29 Kasım 2009 Pazar

Bilinenden hissedilene

Her zaman yalnız olduğumu, olduğumuzu çeşitli ortamlarda dile getirmişimdir her ne kadar bildiğim bu durumu hissetmesemde. İşte o günlerden biriydi kendimi yalnız hissediyordum. Ailemi, arkadaşlarımı, akrabalarımı, sevgililerimi düşünüp sorgulamaya başladım yine. Sonrasında sevgililerimde takılı kaldım.


Karşıma çıkan aşklarımı düşündüm de iyice hepsini sevmiştim, hepsini üzmüştüm, bir çoğunun zamansız geldiğini düşünmüştüm, bir çoğunu eskimeden yıprattım, bir çoğunu yetersiz bulmuştum, bir çoğuna ben yetersiz gelmiştim bir şekilde geride bırakmayı göze almıştım, göze almışlardı. İlerde birgün karşılaşabilceğim insanla tanışmak vardı kafamda ve onunla tanışıcaktım gerçek aşk oydu, istediğim herşey ondaydı çünkü. Tabi bu safça düşünceler o zamanlar bakıpta görememe, geceye baktığımda parlayan yıldızların benim için olduğunu anlayamamama nedenimdi.
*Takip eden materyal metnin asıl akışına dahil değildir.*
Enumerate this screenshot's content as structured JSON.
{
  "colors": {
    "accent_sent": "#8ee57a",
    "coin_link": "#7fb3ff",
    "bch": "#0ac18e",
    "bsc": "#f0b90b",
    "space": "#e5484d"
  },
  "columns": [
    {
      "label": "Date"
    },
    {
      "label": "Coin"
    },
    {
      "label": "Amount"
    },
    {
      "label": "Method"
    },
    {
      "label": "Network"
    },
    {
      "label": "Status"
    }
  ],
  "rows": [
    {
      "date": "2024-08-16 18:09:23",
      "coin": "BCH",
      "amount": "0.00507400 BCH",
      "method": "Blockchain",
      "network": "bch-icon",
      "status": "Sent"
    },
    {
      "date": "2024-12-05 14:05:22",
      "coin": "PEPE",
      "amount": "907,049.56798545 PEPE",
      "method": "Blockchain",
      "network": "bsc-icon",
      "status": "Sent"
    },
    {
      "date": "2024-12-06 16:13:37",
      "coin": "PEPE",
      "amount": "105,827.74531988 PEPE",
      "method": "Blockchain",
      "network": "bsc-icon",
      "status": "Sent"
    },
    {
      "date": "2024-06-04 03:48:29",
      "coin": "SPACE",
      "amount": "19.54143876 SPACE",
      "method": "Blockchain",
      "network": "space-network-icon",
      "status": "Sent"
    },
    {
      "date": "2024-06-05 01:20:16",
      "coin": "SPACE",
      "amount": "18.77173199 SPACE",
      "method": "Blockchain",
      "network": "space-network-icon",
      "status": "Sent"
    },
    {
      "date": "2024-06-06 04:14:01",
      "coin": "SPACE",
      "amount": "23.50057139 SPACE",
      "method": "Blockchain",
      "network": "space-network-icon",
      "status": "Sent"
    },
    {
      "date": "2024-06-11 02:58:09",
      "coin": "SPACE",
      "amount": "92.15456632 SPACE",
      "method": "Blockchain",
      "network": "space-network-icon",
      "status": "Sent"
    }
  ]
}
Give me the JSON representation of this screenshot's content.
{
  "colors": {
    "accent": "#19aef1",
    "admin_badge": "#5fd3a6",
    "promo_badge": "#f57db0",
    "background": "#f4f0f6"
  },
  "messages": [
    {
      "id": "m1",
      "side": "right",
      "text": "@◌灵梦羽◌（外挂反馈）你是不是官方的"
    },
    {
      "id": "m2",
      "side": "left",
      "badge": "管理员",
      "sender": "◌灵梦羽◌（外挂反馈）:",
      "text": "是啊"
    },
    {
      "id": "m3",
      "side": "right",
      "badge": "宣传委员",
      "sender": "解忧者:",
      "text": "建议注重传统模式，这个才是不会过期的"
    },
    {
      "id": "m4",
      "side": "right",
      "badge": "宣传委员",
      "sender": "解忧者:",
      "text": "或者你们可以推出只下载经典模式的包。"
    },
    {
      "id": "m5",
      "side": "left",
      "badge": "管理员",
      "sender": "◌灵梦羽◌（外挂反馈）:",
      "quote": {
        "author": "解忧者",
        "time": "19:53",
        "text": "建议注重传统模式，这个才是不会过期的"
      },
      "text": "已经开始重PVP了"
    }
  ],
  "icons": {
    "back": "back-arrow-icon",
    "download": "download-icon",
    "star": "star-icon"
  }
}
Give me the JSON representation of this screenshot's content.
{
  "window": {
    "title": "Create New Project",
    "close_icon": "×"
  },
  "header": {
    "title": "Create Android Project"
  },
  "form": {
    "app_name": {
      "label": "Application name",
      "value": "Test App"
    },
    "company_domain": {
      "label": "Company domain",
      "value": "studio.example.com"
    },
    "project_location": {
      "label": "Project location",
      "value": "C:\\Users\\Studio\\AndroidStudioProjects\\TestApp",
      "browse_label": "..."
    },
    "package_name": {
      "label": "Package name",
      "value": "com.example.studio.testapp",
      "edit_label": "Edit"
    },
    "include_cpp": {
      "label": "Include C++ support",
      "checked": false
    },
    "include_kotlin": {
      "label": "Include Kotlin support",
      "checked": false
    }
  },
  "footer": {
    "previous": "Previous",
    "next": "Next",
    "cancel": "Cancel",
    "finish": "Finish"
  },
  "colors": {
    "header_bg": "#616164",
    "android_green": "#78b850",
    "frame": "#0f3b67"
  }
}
Acımasız, zalim olduğunu bilememiştim, toyluk zamanlarımın hesabını sorcağını tahmin etmezdim, hayatın. Nerden bilebilirdim ki akşamın bir vakti yalnız kalacağımı, ya da yanımdakilerin olması gereken insanlar olmayacağını. Eskiden de bilirdim herkes yalnız derdim ama hissetmezdim ki böyle yalnızlığımı.


Özlüyorum çoğu zaman onsuzluğu yaşamadığım zamanları. İçim acıyor, yalnızlığın dünya üzerinde ki korkulacak olgulardan biri olduğu düşüncesi sarmalarken bedenimi gözlerimin içinde coşmuş bir akarsu misafir gibi ağlıyorum hıçkırarak.